Supporting staff in care homes
This film focuses on how residential homes can support staff affected by bereavement.. Elizabeth Mumford, manager at Amberleigh House, says it is important to go over what has happened and to explore how someone feels about it. After a resident dies, the team meets to give the staff a chance to talk about their feelings; to look at how staff are coping following bereavement and suggest improvements for handling these challenging events in the future. Staff feel valued and are also provided with one-to-one support, which helps them to do an even better job in the future.

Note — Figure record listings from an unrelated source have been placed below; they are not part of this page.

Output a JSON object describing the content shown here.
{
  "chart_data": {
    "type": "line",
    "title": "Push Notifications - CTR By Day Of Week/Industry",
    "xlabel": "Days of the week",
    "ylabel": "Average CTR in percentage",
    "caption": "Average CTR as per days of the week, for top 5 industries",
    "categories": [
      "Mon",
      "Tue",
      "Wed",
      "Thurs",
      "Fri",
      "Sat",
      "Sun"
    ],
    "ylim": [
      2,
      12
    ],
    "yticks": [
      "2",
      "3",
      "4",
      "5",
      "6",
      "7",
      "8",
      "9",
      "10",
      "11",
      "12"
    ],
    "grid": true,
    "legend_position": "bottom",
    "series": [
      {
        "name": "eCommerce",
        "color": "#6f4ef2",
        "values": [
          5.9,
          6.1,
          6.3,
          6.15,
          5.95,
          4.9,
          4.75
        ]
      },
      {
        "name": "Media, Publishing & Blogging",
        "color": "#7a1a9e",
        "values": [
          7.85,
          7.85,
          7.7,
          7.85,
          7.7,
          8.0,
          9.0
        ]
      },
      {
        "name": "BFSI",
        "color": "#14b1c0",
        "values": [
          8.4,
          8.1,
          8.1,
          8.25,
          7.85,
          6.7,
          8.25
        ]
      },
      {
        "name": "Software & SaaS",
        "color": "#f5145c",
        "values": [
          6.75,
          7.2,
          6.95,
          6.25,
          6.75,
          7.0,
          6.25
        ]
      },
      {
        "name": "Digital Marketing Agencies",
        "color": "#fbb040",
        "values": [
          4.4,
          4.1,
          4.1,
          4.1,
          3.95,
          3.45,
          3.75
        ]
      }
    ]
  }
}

Personalisation - involve the person
This film looks at the Living Well scheme in Stockport, which captures the preferences, likes and dislikes that someone has in their "plan". One resident, called Ellen, has staff who attend to the small things that make her happy, for instance, doing her hair up in a bobble. Ellen has a one page profile, which includes a list of all the things that help to make her life as enjoyable as it can be. The film also looks at a younger person, Robert, who is 35 and lives in Hull. He has a life-limiting condition. Robert has a "good day / bad day" plan and his family is fully involved in planning and sharing his care. Again, his one-page summary can be used quickly and easily in both social care and health settings to make sure that Robert gets the things that are important for his quality of life.
Coordination of care
This film looks at the importance of coordination in End of Life Care. End of life care often involves a number of health and social care services and if these fail to work together successfully, the result is likely to be an unsatisfactory standard of care and unnecessary distress for the person and their family. This film looks at an innovative pilot scheme run by the South of Tyne and Wear Palliative Care Coordinating Centre from Marie Curie's Newcastle Hospice. The Centre offers a "one-stop shop" coordinated care package. It keeps everyone involved in someone's care, fully informed of a person's changing health and social care needs. It is also helpful for those who do not have families to support them. So far the results of the scheme are promising and there are plans to extend it to other parts of the country.